The social security issue is another factor that must be considered before passing any law that will affect illegal aliens. Legalizing these workers and granting citizenship will make them eligible for social security benefits. Our social security system is already struggling to provide for legal workers who spent their working life contributing to the system. A massive influx of benefit recipients will, most likely, topple an already crumbling American institution. It will, at a bare minimum, place an undue burden on millions of American workers who will be forced to fund the retirement of these newly legalized workers who spent many years in this country without paying into the system.
You asked for my opinion and there it is. Thank God we live in a Country that allows me to share it!
F. Smalley
Cornell,
Moral and Democratic ideals? Those concepts are alien to the current politik of the Norte Americanos politicos. Both sides of the political spectrum pay grand lip service to addressing the issues of illegal immigration. While these sycophants to the marginal electorate pontificate to retain respective strongholds of party allegiance, the inertia to manage the basic problem of illegal immigration-- border controls-- increases.
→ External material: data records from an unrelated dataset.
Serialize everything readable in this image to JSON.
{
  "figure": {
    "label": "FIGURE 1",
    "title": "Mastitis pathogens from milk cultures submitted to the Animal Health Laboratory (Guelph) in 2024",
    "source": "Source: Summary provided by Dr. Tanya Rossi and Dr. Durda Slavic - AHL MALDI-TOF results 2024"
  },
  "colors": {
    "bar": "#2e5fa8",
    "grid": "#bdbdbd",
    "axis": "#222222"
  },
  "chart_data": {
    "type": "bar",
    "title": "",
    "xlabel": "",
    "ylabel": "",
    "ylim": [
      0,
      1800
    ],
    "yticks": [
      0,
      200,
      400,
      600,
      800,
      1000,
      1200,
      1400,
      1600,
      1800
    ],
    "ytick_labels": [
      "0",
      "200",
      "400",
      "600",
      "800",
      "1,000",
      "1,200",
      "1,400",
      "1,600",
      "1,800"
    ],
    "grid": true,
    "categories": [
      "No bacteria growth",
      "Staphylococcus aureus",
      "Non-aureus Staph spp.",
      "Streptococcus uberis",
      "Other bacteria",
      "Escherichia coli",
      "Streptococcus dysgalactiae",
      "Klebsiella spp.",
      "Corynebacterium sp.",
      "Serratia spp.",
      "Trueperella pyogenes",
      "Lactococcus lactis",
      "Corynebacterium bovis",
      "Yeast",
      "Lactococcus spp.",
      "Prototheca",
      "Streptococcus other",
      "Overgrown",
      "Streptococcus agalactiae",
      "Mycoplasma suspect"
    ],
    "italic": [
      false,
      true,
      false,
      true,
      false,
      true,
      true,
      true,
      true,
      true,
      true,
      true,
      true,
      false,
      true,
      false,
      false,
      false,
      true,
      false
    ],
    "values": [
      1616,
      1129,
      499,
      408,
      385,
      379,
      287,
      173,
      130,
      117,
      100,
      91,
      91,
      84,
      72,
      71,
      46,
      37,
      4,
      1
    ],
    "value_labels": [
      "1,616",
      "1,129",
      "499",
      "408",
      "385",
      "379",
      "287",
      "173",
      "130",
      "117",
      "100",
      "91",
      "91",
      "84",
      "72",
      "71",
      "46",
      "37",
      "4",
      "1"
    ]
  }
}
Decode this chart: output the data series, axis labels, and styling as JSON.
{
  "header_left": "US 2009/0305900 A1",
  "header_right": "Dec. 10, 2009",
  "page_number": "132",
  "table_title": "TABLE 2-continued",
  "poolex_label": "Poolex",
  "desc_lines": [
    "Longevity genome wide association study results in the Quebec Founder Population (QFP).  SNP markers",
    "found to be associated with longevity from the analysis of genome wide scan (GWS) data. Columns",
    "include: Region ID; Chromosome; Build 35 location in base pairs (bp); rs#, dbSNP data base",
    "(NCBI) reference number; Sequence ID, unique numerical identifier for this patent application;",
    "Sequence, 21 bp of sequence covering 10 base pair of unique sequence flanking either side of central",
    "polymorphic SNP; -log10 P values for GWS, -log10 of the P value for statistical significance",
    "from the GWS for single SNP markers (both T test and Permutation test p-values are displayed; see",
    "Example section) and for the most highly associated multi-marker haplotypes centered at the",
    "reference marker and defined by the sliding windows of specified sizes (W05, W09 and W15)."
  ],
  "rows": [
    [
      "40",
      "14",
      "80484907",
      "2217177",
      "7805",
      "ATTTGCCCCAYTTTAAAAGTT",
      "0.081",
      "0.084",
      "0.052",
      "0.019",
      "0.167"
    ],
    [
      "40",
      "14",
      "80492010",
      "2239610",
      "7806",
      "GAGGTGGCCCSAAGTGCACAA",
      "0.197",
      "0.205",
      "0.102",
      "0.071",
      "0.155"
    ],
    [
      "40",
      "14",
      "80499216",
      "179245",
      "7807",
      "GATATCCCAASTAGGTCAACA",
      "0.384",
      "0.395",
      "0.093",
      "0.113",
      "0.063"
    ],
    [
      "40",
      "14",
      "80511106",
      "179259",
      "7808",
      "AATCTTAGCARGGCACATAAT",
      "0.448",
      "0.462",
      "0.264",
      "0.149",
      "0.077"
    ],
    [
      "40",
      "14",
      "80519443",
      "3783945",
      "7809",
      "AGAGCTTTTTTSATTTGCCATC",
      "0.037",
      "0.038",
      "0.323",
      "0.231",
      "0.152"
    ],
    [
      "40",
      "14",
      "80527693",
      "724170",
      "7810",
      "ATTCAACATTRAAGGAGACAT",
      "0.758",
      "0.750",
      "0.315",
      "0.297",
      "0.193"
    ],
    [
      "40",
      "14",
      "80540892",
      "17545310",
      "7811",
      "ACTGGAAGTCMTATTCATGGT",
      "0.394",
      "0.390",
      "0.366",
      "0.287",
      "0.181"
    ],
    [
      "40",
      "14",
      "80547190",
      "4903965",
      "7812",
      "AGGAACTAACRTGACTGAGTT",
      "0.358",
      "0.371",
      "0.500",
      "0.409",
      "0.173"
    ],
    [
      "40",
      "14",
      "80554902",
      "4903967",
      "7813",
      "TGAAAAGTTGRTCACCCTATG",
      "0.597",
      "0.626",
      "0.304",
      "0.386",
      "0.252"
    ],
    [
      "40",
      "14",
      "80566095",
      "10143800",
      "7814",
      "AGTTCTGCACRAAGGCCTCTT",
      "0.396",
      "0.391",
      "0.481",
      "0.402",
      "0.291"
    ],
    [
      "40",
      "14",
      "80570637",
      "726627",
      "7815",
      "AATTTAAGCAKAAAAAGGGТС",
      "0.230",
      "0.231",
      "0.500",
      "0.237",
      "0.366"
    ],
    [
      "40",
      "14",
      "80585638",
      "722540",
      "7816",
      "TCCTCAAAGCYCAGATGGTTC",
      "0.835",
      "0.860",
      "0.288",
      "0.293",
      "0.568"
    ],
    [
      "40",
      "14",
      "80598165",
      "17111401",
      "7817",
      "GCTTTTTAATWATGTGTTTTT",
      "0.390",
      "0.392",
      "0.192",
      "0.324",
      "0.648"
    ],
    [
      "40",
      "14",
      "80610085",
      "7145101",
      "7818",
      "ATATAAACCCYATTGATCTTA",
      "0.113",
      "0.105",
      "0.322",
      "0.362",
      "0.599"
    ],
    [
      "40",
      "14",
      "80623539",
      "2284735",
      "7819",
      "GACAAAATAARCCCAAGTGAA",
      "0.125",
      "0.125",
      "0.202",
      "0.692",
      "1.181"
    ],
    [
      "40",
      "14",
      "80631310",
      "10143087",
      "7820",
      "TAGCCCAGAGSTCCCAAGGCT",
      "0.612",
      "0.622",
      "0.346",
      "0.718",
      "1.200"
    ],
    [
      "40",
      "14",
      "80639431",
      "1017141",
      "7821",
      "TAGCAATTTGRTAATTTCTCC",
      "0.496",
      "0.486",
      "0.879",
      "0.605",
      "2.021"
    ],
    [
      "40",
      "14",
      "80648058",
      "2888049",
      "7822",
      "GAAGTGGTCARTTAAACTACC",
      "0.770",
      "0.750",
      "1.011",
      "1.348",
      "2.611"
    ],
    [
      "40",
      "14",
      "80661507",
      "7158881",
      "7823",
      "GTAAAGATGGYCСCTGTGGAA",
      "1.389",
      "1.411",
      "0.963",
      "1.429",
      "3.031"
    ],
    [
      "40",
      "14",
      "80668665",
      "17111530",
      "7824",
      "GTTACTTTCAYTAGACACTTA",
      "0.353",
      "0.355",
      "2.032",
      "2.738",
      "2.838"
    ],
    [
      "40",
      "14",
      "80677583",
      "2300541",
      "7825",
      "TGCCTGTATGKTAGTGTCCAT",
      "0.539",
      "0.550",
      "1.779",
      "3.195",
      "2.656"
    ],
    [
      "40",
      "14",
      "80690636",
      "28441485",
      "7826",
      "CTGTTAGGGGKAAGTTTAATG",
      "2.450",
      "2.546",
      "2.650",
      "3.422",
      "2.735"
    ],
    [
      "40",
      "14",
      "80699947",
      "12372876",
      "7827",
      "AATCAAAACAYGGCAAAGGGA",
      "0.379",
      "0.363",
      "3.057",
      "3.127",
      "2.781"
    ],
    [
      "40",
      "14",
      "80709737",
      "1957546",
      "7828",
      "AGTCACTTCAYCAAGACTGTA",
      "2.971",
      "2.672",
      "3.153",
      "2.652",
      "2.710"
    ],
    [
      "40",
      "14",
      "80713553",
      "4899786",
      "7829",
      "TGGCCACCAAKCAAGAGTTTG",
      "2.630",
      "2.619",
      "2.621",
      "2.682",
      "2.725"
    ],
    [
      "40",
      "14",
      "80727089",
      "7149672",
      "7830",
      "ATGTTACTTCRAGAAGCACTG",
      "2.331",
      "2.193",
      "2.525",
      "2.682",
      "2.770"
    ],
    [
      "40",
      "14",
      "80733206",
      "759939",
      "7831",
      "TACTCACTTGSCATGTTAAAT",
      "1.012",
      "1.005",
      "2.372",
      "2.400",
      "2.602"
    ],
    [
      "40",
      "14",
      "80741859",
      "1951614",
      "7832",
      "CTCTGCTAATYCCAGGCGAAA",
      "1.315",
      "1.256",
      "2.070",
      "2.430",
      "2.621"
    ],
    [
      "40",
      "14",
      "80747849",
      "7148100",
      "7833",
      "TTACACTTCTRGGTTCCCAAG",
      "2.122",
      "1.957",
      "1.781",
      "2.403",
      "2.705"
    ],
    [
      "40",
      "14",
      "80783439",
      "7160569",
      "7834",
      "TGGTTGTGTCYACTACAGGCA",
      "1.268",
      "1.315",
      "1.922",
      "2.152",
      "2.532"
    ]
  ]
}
It is a specious argument that native born americans will not do "jobs beneath them" is a fallacy. It is astounding that the labor unions of the U.S.A. are not howling to enroll citizens, not merely 'guest workers' in an effort to get these jobs away from those willing to work for survival wages. When presented for bearable working conditions at a decent wage, those that have not climbed the ladder of corporate success and are determined not to advance skills will take on this kind of work. It is not merely a matter of slapping the wrists of employers that blatently use illegals to lower overhead costs; the fact that so many illegals do not get deported keeps them competition with natives that have a stake in improving their lives here on this side of the border instead of wiring the bulk of their funds south to support their families and the economy of their native land.
We cannot find all of the illegals and send them back. We cannot insist upon a minor fine for them to secure cheap citizenship. We cannot afford to build a fence to keep those determined to escape the poverty of their own nation from getting across the border. After all, if one of us was caught in another country without proper papers, treatment for the offense would be swift and uncomfortable.
Without exporting jobs to other nations, we could encourage other governments to alter laws and policies to promote freedom-- economic and politcal-- and free enterprise for their own people to develop their country from within their own borders. This was the example set by the U.S.A. for much of the 19th and 20th centuries. This is the lead we as a nation must take and vote for those determined to alter the course of our government to lessen dependence of our citizens upon it while our representatives attempt to curry favor with those without allegiance to the U.S.A.
Otherwise, we might as well annex Mexico, Central and South America and eliminate the borders of the western hemispere altogether. But then, we would be accused by the rest of the world as being bullies for conquering those that desire to conquer us through encouraging the undesirables to enter the U.S. and drain our nation dry.